La rassegna mondiale ha un programma molto più ampio di quella olimpica: nel nuoto, per esempio, propone tutte le gare dello sprint; nel nuoto sincronizzato (che la dirigenza internazionale vorrebbe chiamare pomposamente “artistico” giacché mescola nuoto, musica e balletto, uno spettacolo) ai Giochi sono esclusi gli uomini con una discriminazione al contrario rispetto a quella subita dalle sportive; nel fondo non ci si limita a una gara, quella dei 10 chilometri, ma il programma è completo.

SETTANTASEI ORI
Saranno assegnate, in tutto, 76 medaglie d’oro; l’Italia del nuoto (parola omnicomprensiva di tutte le discipline) ha buone carte da giocare, anche se subito si tende (e si deve, per onestà intellettuale) che non sarà, né può, essere l’”isola del tesoro” che furono gli Europei di Glasgow 2018: il nuoto, come l’atletica pure se non ancora con la partecipazione degli “africani” (ma gli “afroamericani” statunitensi stanno presentandosi), diventa concorrenzialmente difficilissimo quando si fa globale. Statunitensi, australiani, cinesi, giapponesi, più qualche “delfino sciolto” del Sudamerica, del Canada, del Sudafrica o del sud est asiatico rendono la salita sul podio un’arrampicata sulle cime dell’Himalaya, e le Alpi sono assai più facili da scalare.

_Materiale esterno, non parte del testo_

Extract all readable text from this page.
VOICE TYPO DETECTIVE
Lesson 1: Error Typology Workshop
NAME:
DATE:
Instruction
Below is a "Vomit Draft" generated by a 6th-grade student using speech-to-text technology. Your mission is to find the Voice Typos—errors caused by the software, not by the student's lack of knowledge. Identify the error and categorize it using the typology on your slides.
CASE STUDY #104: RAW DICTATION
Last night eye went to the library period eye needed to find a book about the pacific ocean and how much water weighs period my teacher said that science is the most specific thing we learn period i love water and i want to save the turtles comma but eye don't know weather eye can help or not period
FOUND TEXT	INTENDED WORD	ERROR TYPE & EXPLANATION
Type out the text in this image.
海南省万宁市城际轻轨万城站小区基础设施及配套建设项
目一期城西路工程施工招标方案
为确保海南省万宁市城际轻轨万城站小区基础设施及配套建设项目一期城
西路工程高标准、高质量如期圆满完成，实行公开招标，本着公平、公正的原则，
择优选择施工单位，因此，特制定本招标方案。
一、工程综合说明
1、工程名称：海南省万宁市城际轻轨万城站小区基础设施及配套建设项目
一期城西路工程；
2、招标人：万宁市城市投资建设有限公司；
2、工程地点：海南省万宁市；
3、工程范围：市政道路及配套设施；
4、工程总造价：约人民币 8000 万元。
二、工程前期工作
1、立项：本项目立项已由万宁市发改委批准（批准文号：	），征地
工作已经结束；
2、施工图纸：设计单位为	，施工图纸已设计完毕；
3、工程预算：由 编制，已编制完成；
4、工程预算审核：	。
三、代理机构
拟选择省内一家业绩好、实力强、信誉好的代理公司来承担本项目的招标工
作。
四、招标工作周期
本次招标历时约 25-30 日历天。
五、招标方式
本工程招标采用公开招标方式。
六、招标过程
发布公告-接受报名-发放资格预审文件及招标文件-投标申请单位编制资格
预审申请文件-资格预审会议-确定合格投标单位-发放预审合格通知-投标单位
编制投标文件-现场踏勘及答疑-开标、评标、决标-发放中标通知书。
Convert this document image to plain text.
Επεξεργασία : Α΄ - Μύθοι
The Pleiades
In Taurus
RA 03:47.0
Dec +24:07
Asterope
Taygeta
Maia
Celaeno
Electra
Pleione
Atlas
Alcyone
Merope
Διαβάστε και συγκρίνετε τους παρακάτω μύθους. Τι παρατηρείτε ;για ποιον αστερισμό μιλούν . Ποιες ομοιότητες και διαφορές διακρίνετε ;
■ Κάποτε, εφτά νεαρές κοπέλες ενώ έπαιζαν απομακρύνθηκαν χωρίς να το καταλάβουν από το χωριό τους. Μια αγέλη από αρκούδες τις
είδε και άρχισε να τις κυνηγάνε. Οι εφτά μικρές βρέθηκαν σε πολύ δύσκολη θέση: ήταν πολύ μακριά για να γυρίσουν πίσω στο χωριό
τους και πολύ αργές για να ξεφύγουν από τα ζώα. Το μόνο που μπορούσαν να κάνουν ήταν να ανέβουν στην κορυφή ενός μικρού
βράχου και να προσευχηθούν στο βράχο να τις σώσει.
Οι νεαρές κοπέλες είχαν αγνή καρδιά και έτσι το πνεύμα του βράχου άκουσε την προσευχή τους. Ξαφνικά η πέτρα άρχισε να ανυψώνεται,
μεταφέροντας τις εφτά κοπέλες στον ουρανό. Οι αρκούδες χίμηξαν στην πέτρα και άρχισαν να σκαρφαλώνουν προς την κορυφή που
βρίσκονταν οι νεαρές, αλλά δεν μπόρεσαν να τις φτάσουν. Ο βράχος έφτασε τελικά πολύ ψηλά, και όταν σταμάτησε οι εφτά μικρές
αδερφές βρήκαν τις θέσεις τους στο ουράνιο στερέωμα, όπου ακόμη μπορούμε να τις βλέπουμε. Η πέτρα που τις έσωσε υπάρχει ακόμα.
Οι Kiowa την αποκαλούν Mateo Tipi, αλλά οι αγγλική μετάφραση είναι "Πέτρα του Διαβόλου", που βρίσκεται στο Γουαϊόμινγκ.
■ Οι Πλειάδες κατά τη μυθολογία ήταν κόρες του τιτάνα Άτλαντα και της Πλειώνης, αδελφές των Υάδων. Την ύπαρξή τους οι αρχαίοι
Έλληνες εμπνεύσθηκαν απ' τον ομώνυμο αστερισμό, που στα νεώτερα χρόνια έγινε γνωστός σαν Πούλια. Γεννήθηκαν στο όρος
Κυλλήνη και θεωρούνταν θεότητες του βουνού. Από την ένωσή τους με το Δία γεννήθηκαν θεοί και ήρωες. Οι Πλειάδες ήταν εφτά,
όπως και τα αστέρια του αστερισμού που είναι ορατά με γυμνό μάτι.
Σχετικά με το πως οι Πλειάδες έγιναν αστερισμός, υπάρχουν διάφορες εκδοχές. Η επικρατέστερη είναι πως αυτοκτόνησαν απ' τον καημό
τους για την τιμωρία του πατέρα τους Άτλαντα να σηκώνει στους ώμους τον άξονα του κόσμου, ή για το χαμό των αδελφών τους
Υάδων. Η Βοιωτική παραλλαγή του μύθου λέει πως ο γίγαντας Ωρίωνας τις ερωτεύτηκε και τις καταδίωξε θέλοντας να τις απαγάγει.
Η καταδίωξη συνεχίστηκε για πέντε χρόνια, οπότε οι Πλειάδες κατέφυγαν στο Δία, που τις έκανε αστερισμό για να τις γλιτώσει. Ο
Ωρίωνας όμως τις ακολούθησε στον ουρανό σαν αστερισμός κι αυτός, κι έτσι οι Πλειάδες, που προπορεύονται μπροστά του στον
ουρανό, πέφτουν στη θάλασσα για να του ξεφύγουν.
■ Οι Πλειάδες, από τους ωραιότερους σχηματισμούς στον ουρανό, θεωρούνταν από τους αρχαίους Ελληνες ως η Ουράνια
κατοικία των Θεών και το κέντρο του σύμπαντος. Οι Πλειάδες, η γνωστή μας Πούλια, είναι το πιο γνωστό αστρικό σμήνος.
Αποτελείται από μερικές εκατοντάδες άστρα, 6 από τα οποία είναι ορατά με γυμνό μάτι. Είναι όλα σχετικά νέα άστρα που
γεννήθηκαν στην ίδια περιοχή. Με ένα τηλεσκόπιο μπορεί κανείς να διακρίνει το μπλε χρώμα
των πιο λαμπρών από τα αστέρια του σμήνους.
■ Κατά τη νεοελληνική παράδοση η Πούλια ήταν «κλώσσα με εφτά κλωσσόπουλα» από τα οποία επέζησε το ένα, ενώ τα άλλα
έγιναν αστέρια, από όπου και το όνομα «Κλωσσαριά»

Però buone carte ci sono: Paltrinieri giocherà la doppia chance del fondo e della piscina, seguendo l’ultima moda dei nuotatori multitasking; la Pellegrini è della partita da quando aveva 15 anni e ne ha 31 ma è eterna ed ha più medaglie di un generale sovietico di una volta; la Quadarella, la Panziera, Detti, Miressi per non citare che alcuni del nuoto in senso stretto, compresa un’adolescente come Benedetta Pilato, girino d’età ma rana in pratica; il fondo è magari la solita cassetta di sicurezza; nei tutti ci sono giovani interessanti per il dopo Tania; nel sincro abbiamo addirittura la coppia campione, Giorgio Minisini e Manila Flamini, che cambiano musica ma non vogliono cambiare risultato; e la pallanuoto, Settebello e Setterosa, è sempre in agguato; e, in più, De Rose, il tuffatore da brivido.

IN ACQUA A MEZZOGIORNO
Il fuso orario propone una differenza di 7 ore. Le finali di nuoto, ad esempio, in programma alle 18 locali nella seconda settimana mondiale, saranno dalle 11 italiane. Greg sarà in acqua, per il fondo, nelle notti di qui.